May 11, 2020
May 11, 2020

Another look at randomness and efficiency in soccer betting

What does efficiency look like?

Understanding randomness and efficiency

Still more to learn

Another look at randomness and efficiency in soccer betting

Joseph Buchdahl has published numerous educational materials on measuring randomness in soccer betting, as well as how efficient odds are and why they are so difficult to beat. In his latest article, he delves into that subject once again to take another look at randomness and efficiency in soccer betting.

I imagine readers are probably tired of the message that soccer match betting is a hard nut to crack because it’s mostly random and efficient. I thought that too, but in this time of lock down and no soccer, with not much else to do rather than procrastinate about writing another book, I started looking again at some old ideas.

This article bears the fruit of that work. There’s nothing particular new, just a representation of those ideas in a different light. I hope you find it useful.

What does efficiency look like?

Over the years I’ve debated with people who tell me soccer isn’t random. How can it be if Manchester United is way more likely to beat Cambridge United? They’re right; but we’re not talking about soccer, we’re talking about betting on soccer.

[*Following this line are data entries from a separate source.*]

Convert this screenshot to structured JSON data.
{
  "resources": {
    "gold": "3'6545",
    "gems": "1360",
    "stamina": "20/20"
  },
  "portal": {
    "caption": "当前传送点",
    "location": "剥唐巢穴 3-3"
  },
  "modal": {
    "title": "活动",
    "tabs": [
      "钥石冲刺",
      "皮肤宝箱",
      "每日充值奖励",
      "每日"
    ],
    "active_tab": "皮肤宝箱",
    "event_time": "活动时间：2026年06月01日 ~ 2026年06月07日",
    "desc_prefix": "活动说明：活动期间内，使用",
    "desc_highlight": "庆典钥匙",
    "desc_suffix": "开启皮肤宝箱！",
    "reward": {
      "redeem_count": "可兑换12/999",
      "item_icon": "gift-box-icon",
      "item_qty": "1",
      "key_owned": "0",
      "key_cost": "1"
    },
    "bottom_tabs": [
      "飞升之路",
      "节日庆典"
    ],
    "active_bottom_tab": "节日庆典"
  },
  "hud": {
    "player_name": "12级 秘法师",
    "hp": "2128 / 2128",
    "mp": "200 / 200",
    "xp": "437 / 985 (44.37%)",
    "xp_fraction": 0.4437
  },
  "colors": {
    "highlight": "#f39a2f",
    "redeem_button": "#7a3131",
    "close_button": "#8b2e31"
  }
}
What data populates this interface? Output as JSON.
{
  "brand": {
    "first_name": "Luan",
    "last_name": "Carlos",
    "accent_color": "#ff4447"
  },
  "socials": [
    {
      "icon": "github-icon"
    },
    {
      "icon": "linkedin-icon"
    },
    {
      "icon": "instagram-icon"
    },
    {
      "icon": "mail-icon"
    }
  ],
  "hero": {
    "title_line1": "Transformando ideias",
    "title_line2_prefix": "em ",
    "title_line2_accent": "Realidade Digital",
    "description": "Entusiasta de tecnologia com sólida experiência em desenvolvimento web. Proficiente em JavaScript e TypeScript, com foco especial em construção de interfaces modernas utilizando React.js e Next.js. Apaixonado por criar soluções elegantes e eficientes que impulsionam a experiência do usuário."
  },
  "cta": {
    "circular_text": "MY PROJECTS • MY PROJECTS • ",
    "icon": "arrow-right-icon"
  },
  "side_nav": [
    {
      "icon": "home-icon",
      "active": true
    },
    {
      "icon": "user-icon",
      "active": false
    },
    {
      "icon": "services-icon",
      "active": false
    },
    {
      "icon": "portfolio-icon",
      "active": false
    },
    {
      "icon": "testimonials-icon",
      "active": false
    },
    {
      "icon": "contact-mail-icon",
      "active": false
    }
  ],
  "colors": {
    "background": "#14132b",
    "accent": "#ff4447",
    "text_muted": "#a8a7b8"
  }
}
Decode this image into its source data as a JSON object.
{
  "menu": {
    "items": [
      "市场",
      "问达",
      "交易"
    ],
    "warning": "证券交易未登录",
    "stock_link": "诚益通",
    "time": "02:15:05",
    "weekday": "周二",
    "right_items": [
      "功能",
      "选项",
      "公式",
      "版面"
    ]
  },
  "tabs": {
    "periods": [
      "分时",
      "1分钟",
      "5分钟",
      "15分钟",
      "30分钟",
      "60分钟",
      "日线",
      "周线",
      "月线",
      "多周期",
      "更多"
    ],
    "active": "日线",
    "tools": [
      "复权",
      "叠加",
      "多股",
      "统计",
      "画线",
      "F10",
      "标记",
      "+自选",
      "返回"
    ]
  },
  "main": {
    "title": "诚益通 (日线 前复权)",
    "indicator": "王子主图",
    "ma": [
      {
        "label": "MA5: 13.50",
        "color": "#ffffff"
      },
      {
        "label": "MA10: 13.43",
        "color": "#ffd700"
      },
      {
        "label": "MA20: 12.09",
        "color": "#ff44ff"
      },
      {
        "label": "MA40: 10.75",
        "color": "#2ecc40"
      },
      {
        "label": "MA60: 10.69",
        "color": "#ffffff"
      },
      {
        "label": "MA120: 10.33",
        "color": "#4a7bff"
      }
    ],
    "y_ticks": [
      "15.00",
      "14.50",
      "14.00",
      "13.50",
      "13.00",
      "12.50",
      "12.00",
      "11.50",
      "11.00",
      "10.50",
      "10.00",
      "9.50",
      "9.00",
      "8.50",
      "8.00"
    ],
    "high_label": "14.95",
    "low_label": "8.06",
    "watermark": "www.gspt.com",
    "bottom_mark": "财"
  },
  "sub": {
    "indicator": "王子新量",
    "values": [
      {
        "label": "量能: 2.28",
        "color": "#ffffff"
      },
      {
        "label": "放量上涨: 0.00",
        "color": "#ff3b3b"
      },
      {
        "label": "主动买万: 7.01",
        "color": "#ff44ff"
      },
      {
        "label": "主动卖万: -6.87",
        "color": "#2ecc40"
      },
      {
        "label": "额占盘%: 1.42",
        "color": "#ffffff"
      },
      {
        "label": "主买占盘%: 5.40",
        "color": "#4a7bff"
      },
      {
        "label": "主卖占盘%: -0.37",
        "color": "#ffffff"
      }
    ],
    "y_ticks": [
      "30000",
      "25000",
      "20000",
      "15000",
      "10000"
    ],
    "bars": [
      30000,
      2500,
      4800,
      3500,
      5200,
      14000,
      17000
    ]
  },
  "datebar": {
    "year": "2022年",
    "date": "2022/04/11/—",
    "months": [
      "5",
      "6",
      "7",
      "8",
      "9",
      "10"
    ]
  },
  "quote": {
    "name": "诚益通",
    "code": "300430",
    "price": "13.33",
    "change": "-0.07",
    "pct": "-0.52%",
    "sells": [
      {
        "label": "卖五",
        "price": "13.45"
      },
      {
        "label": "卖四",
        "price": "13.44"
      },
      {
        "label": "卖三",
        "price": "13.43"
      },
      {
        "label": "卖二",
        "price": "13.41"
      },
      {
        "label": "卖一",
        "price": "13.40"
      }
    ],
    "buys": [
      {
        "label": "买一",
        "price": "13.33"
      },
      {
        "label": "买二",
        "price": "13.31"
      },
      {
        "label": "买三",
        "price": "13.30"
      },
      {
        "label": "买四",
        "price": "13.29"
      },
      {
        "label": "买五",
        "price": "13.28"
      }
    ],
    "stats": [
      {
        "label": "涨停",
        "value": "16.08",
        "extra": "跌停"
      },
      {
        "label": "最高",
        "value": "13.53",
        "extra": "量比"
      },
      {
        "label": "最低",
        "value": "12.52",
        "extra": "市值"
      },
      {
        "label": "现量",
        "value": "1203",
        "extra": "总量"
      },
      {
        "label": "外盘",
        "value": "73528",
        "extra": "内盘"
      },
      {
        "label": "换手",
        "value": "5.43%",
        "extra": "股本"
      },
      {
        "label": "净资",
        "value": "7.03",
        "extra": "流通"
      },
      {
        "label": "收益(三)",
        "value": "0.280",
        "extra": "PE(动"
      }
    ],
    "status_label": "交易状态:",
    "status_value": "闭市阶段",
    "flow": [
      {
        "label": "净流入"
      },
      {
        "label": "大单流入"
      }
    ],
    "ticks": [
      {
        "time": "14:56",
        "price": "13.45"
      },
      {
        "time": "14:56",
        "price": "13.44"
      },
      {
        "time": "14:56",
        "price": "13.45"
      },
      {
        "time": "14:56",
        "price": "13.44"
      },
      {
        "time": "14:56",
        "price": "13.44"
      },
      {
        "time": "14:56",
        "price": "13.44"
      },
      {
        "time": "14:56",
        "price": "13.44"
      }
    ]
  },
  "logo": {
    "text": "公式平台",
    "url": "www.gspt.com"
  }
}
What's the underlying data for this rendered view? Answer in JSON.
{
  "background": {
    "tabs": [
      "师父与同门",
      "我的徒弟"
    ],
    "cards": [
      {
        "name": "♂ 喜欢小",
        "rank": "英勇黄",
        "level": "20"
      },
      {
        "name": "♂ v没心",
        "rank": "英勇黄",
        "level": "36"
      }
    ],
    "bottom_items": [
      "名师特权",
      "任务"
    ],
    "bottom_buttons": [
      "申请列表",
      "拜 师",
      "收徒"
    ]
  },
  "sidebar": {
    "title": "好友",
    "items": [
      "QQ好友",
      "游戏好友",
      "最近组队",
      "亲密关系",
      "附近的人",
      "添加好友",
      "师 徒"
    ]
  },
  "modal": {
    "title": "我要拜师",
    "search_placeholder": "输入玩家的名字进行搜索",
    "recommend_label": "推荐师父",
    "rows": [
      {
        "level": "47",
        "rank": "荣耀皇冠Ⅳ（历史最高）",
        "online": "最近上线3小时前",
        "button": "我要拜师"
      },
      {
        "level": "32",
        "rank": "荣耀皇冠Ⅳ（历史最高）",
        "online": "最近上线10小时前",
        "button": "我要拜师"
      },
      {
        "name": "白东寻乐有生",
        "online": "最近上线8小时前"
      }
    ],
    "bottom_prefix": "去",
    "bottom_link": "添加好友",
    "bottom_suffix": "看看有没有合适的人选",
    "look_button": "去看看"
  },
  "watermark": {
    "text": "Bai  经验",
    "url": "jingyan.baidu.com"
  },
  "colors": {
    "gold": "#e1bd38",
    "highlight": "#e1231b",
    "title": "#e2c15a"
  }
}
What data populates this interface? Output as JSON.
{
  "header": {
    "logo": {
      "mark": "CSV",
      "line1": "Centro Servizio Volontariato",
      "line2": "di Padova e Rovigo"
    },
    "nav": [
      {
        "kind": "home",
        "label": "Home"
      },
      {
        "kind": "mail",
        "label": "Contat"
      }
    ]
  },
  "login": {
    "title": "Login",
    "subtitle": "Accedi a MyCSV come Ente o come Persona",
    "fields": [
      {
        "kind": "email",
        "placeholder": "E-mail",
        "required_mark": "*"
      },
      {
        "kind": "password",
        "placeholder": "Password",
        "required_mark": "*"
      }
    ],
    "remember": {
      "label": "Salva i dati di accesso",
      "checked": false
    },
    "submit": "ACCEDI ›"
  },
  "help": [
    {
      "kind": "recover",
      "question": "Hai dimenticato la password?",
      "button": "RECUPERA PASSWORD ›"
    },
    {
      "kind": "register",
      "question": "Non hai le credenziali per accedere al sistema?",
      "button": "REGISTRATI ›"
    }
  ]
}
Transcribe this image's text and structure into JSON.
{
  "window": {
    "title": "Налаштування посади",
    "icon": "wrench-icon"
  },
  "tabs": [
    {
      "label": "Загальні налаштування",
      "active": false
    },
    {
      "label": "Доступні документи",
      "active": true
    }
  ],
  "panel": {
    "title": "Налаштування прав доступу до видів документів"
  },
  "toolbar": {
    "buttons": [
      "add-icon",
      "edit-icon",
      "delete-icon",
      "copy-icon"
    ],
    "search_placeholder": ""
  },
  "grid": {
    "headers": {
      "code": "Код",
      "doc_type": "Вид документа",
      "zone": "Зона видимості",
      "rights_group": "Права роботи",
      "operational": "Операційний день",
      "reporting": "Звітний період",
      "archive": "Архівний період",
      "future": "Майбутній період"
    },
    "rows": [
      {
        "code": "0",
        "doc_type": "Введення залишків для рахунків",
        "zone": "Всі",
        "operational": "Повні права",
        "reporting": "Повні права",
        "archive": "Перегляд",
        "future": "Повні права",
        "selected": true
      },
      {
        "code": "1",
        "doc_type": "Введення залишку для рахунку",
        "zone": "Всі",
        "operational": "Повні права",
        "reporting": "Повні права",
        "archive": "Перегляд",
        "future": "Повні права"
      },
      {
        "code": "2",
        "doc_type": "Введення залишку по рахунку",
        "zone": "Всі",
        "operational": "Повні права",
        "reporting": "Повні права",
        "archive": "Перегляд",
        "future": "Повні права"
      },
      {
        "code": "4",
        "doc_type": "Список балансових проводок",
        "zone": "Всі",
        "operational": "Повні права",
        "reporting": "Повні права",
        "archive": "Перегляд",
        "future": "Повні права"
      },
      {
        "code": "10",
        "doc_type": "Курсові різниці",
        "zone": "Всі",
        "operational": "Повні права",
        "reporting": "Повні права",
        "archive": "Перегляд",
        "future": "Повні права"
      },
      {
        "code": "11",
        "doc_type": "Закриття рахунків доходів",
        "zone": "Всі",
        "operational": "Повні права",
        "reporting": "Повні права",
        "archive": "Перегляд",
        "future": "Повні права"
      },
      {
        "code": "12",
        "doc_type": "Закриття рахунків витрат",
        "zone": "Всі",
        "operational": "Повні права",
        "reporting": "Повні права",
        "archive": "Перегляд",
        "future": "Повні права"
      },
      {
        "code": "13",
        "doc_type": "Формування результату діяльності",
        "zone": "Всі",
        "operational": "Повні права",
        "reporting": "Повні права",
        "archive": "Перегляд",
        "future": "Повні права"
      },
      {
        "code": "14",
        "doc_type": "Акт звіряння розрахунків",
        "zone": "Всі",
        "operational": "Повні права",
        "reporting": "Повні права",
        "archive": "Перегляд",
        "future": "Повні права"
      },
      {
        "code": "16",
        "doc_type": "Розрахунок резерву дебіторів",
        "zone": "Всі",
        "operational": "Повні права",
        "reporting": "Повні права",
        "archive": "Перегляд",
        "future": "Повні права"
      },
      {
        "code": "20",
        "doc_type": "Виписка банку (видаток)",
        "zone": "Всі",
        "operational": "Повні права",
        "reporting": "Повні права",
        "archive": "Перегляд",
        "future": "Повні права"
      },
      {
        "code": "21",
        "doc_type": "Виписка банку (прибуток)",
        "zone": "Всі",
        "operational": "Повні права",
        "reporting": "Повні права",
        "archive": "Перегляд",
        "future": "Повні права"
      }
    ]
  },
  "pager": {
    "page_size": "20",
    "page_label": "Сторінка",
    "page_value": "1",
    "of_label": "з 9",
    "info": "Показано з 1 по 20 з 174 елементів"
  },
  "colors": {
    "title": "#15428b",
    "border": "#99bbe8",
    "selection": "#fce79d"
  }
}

Essentially, odds are handicapped to take into account the differential ability of teams. Better teams have shorter odds. Once enough people have expressed their opinions with money about the chances of teams winning, the odds tend to be pretty close to what the ‘true’ ones would be, if those could be known, via a process known as price discovery. Whether this happens via a wisdom of the crowd or a wisdom of the sharps doesn’t really matter.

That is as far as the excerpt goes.